論点:総合
問33:離婚時の3号分割に関する次の記述のうち、正しいものはどれか。
- A:平成20年3月以前の第3号被保険者期間も、相手方の合意なく当然に2分の1へ分割される。
- B:分割割合は、当事者が0から2分の1までの範囲で自由に合意して決める。
- C:3号分割によって、老齢基礎年金の保険料納付済期間も2分の1ずつに分割される。
- D:分割される側が障害厚生年金の受給権者であっても、対象期間に関係なく必ず請求できる。

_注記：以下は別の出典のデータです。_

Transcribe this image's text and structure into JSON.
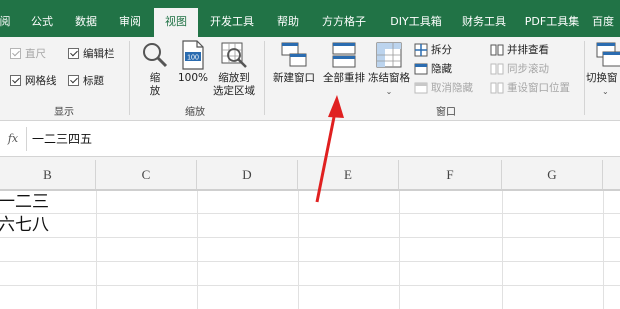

- E:平成20年4月1日以後の婚姻期間中の第3号被保険者期間に係る相手方の厚生年金記録を2分の1ずつ分割し、原則として相手方の合意を必要としない。
【第33問:正解と解説】
正解:E
・A
【選択肢解説】対象は平成20年4月1日以後の第3号被保険者期間である。
・B
【選択肢解説】3号分割の割合は法定の2分の1であり、当事者が自由に決めるものではない。
・C
【選択肢解説】分割対象は厚生年金記録であり、老齢基礎年金の納付済期間を分割しない。
・D
【選択肢解説】分割される側の障害厚生年金の額の基礎に対象期間が含まれる場合は3号分割を請求できない。
・E
【論点】3号分割の対象期間・割合・合意の要否。【考え方】第3号被保険者であった者の請求により、対象期間の標準報酬記録を2分の1ずつ分割する。【選択肢解説】制度の主要要件を正しく述べており、本肢が正解である。
論点:総合
問34:障害手当金に関する次の記述のうち、正しいものはどれか。
- A:初診日から10年以内に傷病が治れば、障害の程度を問わず支給される。
- B:障害認定日に障害等級3級に該当すれば、障害厚生年金と障害手当金の両方が支給される。

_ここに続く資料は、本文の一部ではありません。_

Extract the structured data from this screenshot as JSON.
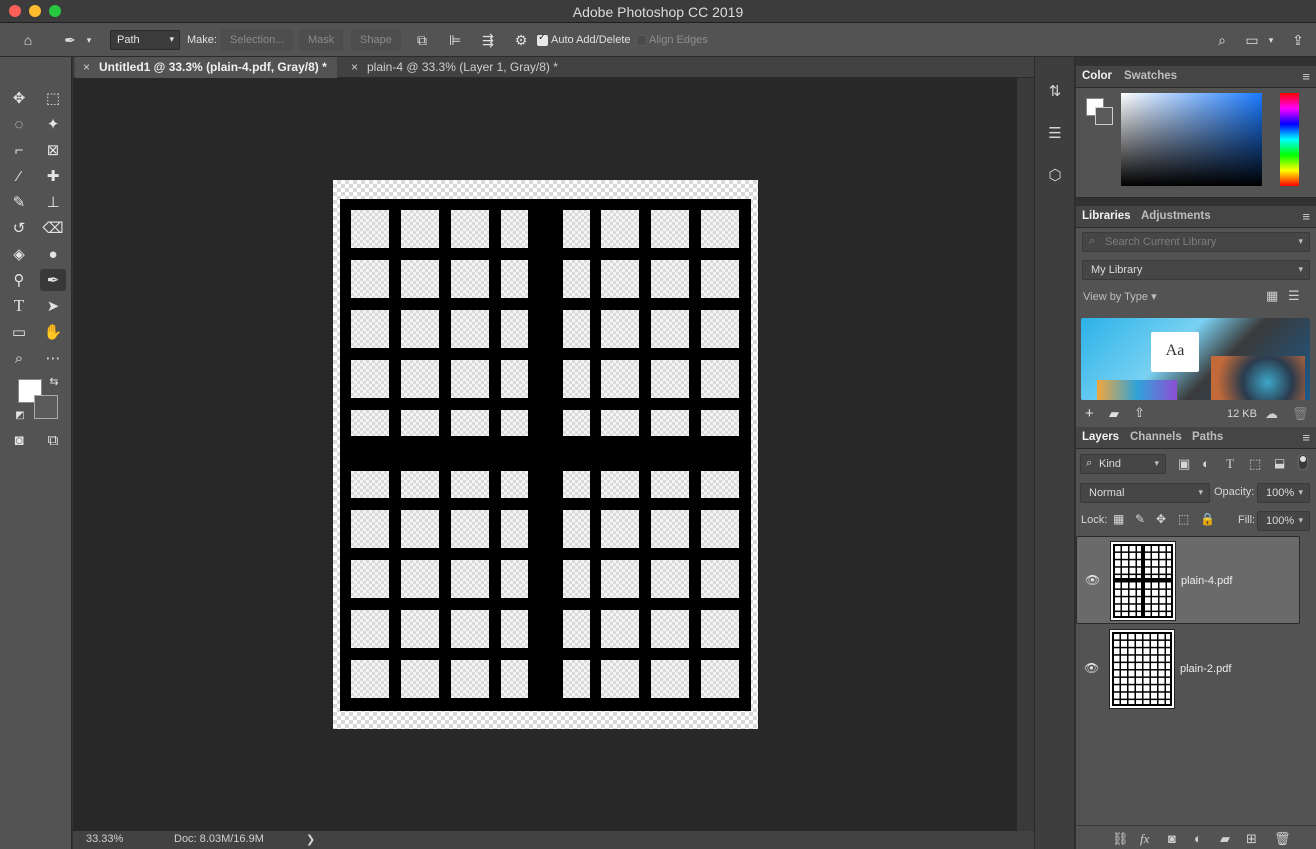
{
  "window": {
    "title": "Adobe Photoshop CC 2019"
  },
  "options_bar": {
    "mode": "Path",
    "make_label": "Make:",
    "selection_label": "Selection...",
    "mask_label": "Mask",
    "shape_label": "Shape",
    "auto_add_delete_label": "Auto Add/Delete",
    "auto_add_delete_checked": true,
    "align_edges_label": "Align Edges",
    "align_edges_checked": false
  },
  "tabs": [
    {
      "label": "Untitled1 @ 33.3% (plain-4.pdf, Gray/8) *",
      "active": true
    },
    {
      "label": "plain-4 @ 33.3% (Layer 1, Gray/8) *",
      "active": false
    }
  ],
  "status": {
    "zoom": "33.33%",
    "doc": "Doc: 8.03M/16.9M",
    "arrow": "❯"
  },
  "color_panel": {
    "tabs": [
      "Color",
      "Swatches"
    ]
  },
  "libraries_panel": {
    "tabs": [
      "Libraries",
      "Adjustments"
    ],
    "search_placeholder": "Search Current Library",
    "library": "My Library",
    "view_by": "View by Type",
    "size": "12 KB",
    "promo_text": "Aa"
  },
  "layers_panel": {
    "tabs": [
      "Layers",
      "Channels",
      "Paths"
    ],
    "kind": "Kind",
    "blend_mode": "Normal",
    "opacity_label": "Opacity:",
    "opacity": "100%",
    "lock_label": "Lock:",
    "fill_label": "Fill:",
    "fill": "100%",
    "layers": [
      {
        "name": "plain-4.pdf",
        "selected": true
      },
      {
        "name": "plain-2.pdf",
        "selected": false
      }
    ]
  },
  "colors": {
    "accent": "#535353",
    "canvas_bg": "#282828",
    "foreground": "#ffffff",
    "background": "#5a5a5a"
  }
}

- C:障害手当金は終身にわたり支給される年金給付である。
- D:初診日に厚生年金保険の被保険者で、初診日から5年以内に傷病が治り、治った日に障害厚生年金3級より軽い所定の障害が残ること等を要件とする一時金である。
- E:障害手当金を受ける権利の消滅時効は、傷病が治った日の翌日から2年である。
【第34問:正解と解説】
正解:D
・A
【選択肢解説】治癒期限は5年以内であり、法定の障害状態に該当することが必要である。
・B
【選択肢解説】3級に該当すれば障害厚生年金の対象であり、障害手当金と重複支給されない。
・C
【選択肢解説】障害手当金は年金ではなく一時金である。
・D
【論点】障害手当金の初診日・治癒・障害状態の要件。【考え方】被保険者期間中の初診、5年以内の治癒、治癒日に所定の軽度障害、保険料納付要件等が必要となる。【選択肢解説】主要要件と一時金であることを正しく述べており、本肢が正解である。
・E
【選択肢解説】障害手当金を受ける権利の時効は原則5年である。
論点:総合
問35:4分の3基準を満たさない短時間労働者の厚生年金保険適用に関する次の記述のうち、正しいものはどれか。
- A:企業規模を問わず、週所定労働時間10時間以上であれば当然に被保険者となる。
- B:学生であれば、通常の労働者の4分の3以上働く場合も必ず適用除外となる。
- C:月額賃金要件の判定には、時間外労働の割増賃金と賞与を必ず含める。
- D:企業規模要件は、各事業所の健康保険被保険者数が50人以上かどうかで判定する。
- E:特定適用事業所等では、週所定労働時間20時間以上、所定内賃金月額8万8,000円以上、2か月を超える雇用見込みがあり、学生でないこと等を満たすと被保険者となる。
【第35問:正解と解説】
正解:E
・A
【選択肢解説】2026年4月11日時点の週所定労働時間要件は20時間以上である。
・B
【選択肢解説】通常の労働者の所定労働時間・日数の4分の3以上であれば、学生でも原則被保険者となる。
・C
【選択肢解説】8万8,000円要件の所定内賃金には、賞与、時間外割増賃金、通勤手当等を算入しない。
・D
【選択肢解説】企業規模は原則として同一法人全体の厚生年金保険被保険者数が51人以上かで判定する。
・E
【論点】短時間労働者への社会保険適用拡大。【考え方】特定適用事業所、任意特定適用事業所、国・地方公共団体の事業所等で、4分の3基準未満の者は週20時間、月額8万8,000円、2か月超の見込み、学生除外等で判定する。【選択肢解説】2026年4月11日時点の主要要件を正しく述べており、本肢が正解である。